283.

A ‘EN GRISAILLE’, POLYCHROME AND GILT LOBED BOUGH POT
Qing dynasty, late Qianlong period, 1795 circa
…. cm high
Provenance: Naples, Villa della Floridiana, Museo Duca di Martina, Placido de Sangro (1829-1891) collection.
inv. n. …..

The central medallion of this bought pot – with an urn and a willow tree – is directly inspired by a print entitled L’Urne mystérieuse and published in France in 1793. The print, and the decoration on this piece, show the profiles of King Louis XVI, Queen Marie Antoinette, their son the Dauphine and their daughter Madame Royale: the composition could be therefore considered a memorial of the executed royal family (D. Howard – J. Ayers, China for the West. Chinese Porcelain and other Decorative Arts for Export illustrated from the Mottahedeh Collection, 2 voll., London – New York 1978, I, n. 242: the authors list a series of alternative borders for the same medallion).
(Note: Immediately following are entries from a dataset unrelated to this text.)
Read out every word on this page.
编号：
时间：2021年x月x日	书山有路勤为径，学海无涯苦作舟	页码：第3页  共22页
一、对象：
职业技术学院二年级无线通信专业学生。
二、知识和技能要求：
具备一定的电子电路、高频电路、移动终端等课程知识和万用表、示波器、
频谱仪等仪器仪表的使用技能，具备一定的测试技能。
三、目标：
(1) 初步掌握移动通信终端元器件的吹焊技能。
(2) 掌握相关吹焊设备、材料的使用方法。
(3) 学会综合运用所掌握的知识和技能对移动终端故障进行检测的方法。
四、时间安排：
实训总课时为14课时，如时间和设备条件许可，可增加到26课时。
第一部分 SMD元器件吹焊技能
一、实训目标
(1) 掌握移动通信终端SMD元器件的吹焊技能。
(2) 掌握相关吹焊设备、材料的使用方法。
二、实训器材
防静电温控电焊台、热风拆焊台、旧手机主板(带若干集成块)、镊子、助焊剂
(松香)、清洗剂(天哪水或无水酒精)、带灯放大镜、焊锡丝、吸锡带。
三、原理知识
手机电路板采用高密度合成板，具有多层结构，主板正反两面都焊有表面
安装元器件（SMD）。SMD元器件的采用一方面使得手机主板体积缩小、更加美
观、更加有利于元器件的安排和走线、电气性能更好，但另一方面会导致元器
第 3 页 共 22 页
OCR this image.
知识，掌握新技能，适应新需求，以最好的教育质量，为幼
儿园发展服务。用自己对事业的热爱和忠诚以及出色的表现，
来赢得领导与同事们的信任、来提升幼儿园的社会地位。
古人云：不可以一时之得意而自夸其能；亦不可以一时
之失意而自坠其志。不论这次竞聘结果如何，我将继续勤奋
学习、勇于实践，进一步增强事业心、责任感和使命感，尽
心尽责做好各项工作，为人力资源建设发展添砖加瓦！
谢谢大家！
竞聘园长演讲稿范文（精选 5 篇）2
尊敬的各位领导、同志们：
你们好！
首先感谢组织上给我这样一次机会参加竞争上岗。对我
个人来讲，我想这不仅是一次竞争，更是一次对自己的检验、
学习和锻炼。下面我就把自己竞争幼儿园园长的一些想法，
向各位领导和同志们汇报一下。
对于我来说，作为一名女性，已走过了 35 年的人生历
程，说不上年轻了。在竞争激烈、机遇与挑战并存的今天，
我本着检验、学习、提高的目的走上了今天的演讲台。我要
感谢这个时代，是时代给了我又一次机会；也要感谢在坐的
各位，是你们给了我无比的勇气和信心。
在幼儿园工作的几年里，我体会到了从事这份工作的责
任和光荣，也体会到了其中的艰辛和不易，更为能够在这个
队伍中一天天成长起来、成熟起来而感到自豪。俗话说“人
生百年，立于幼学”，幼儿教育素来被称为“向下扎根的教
This kind of pot, usually in a pair, were very fashionable in Europe and United States of America in the eighteenth century, where there was a spread for the hobby of gardening, as stated by Thomas Fairchild in his The City Gardner (London 1722) who wrote “One may guess the general love my fellow citizens have of gardening, in furnishing their rooms and chambers with basons of flowers and Bough pots, rather than not have something of a garden before them.” (A.E. Lange, Chinese Export Art at Historic Deerfield, Deerfield 2005, pp. 141-142, n. 47, commented two bough pots with a shape very similar to this).
According to Christiaan Jörg (C.J.A. Jörg, in collaboration with J. Van Campen, Chinese Ceramics in the Collection of the Rijksmuseum, Amsterdam. The Ming and Qing Dynasties, London 1997, p. 272), this kind of bough pot is more common in American collections than European, testifying the increasing market of Chinese porcelain in the United States.